Exposure to pornography has implications for adolescent sexual relationships, including an increase in having multiple partners and substance use during sex. Adolescents who frequently visit erotic and sexually explicit websites are more likely to hold sexually permissive attitudes and accepting views on casual sex. In addition, some youth use pornography as an instructional resource – or a way to learn how to have sex – imitate what they view, or ask a partner to perform what they saw.
[See: 10 of the Biggest Health Threats Facing Your Kids This School Year.]
What Parents Can Do
The Internet is a key part of adolescents’ lives, and therefore parents, educators and practitioners must make it a topic in their discussions about sexual health.
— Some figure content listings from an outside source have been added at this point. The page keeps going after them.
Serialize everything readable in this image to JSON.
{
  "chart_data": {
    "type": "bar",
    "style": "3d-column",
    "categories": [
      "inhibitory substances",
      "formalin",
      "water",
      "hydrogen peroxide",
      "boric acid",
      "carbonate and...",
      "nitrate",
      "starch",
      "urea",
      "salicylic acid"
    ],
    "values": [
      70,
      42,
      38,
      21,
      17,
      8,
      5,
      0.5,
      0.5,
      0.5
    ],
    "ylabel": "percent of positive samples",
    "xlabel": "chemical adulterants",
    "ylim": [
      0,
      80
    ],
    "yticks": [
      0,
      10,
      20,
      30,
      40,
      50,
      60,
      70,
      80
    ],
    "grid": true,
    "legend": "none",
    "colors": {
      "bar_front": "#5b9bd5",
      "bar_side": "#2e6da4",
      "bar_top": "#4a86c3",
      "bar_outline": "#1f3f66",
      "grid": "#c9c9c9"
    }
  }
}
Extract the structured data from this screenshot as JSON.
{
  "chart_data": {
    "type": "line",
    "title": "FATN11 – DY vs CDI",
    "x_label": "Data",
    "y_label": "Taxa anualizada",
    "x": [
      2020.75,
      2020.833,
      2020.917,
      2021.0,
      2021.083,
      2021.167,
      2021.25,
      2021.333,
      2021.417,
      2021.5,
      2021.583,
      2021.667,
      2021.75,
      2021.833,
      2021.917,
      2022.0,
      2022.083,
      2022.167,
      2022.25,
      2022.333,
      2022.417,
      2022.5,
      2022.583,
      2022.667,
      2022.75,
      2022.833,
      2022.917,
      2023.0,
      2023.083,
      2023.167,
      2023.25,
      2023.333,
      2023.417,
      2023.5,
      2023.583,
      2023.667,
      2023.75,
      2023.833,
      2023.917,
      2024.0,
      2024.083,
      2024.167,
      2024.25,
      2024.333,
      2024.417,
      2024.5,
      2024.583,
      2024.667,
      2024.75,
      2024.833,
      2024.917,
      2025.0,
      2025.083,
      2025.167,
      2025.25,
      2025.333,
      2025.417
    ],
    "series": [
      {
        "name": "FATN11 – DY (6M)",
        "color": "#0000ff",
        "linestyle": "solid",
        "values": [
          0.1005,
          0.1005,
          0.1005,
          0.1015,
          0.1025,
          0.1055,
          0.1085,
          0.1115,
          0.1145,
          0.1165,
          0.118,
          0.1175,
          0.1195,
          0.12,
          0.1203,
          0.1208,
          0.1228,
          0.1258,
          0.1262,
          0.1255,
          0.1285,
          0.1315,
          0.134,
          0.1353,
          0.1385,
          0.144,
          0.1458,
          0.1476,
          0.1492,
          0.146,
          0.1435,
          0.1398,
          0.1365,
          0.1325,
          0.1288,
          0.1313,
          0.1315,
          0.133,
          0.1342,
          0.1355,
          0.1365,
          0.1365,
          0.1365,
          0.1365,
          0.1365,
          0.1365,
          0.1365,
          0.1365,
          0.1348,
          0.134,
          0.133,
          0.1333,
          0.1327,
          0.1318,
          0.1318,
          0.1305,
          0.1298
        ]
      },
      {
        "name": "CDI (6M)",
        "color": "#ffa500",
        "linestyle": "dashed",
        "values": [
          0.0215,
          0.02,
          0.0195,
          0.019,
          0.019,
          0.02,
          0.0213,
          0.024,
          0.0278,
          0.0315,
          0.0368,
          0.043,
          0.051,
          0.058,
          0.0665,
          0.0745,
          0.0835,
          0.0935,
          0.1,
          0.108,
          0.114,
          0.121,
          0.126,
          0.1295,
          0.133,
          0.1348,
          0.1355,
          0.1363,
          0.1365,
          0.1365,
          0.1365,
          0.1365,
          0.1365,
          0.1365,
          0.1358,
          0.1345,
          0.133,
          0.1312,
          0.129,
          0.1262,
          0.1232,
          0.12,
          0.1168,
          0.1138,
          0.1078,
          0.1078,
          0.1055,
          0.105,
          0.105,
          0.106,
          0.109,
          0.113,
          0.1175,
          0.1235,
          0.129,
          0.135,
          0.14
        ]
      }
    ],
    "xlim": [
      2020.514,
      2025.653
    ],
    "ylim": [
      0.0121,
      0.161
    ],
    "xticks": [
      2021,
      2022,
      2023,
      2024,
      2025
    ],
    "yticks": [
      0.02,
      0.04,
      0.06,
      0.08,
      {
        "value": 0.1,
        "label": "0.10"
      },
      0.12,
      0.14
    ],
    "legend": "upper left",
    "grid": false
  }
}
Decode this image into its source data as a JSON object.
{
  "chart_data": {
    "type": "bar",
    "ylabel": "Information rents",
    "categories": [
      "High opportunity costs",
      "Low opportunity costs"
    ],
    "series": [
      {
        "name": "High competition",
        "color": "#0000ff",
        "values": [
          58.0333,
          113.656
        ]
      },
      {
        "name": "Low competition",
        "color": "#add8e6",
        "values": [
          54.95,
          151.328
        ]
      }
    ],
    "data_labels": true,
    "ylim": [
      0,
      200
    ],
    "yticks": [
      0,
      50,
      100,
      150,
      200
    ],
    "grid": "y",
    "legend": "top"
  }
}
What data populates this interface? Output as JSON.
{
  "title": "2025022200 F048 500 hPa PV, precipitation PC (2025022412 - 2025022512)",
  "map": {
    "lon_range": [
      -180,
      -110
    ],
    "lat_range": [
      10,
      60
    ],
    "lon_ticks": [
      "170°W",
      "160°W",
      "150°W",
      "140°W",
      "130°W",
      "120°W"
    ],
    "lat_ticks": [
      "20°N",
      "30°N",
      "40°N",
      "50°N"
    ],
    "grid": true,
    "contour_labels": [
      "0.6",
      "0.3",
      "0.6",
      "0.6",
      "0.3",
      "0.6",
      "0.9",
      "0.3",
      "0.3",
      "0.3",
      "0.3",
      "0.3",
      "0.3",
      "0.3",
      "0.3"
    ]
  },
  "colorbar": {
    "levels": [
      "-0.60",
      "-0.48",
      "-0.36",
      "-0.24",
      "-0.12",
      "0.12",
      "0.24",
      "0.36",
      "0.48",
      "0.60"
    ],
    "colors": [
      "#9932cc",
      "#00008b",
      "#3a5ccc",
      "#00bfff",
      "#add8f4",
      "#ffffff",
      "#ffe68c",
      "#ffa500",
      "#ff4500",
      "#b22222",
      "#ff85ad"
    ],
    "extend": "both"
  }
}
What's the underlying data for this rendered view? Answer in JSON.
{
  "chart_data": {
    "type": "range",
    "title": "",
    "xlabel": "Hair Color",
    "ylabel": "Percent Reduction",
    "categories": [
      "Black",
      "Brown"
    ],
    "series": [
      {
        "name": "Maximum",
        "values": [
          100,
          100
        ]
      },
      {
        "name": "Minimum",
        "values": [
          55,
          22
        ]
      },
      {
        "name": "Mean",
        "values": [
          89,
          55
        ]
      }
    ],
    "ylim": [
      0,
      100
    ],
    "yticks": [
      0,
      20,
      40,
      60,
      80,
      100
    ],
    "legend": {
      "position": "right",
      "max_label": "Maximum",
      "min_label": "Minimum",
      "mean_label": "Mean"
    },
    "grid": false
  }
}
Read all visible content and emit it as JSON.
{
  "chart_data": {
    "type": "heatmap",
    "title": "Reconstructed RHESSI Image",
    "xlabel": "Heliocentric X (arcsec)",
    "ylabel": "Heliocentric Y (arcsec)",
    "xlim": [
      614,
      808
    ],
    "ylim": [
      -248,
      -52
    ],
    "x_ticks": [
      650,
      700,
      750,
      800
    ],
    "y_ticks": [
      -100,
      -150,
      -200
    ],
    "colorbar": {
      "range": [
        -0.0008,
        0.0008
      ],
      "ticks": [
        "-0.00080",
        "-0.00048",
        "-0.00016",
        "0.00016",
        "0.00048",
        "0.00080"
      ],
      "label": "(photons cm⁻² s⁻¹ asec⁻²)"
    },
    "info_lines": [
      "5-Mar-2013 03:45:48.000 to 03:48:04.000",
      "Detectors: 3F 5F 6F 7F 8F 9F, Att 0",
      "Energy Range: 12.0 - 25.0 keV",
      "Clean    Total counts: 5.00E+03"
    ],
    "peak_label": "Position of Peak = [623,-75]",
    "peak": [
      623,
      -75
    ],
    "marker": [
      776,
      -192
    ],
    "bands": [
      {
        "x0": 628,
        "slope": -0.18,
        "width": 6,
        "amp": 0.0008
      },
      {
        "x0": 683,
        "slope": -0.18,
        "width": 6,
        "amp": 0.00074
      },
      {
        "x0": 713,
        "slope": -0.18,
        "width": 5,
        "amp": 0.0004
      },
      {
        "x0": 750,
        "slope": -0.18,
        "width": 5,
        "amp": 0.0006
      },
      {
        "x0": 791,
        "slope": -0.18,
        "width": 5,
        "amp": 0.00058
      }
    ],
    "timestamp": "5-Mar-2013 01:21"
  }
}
Comprehensive sex education programs that contain accurate, evidence-based information can help youth delay the onset of sexual activity, reduce the frequency of sexual activity, reduce the number of sexual partners and increase condom and contraceptive use. One helpful resource is Advocates for Youth, which promotes policies and champions programs that recognize young people’s rights to honest sexual health information.
Technologies and setting the right preferences can also assist in preventing pornography from reaching young eyes. Inappropriate TV programming can be restricted through devices like the V-Chip. And Google has a SafeSearch mode that can be turned on to block Internet pornography. Most devices also have a family safety tool within the operating system.
The best tools, though, remain close adult supervision and thoughtful conversations. Since children are known to begin looking up sexually explicit material around puberty, it is a good idea to start having these conversations before they reach puberty. An effective household rule is not allowing media devices in children’s bedrooms, so parents can keep closer tabs on the material their children are viewing. However, spying on your child’s Internet activity could alienate them and spur them to become even more secretive, whereas asking them about it can lead to a more productive and honest dialogue.
Fortunately for those that do view porn frequently, there is evidence that eliminating porn consumption can cure sexual dysfunctions. However, it’s important that parents take steps to be proactive and prevent the negative health consequences that can result from children viewing online pornography.
[See: Apps for Kids with Chronic Conditions.]
We need to act to restrict youth’s access to harmful sexual material, but also ensure that they have spaces in which to discuss and learn about sex. We should recognize that online porn is alluring for many people and has the potential to rewire brains. If we avoid talking about this taboo issue, we are ignoring the suffering it’s causing and delaying any action to reduce the disruptive impact it has on people’s lives.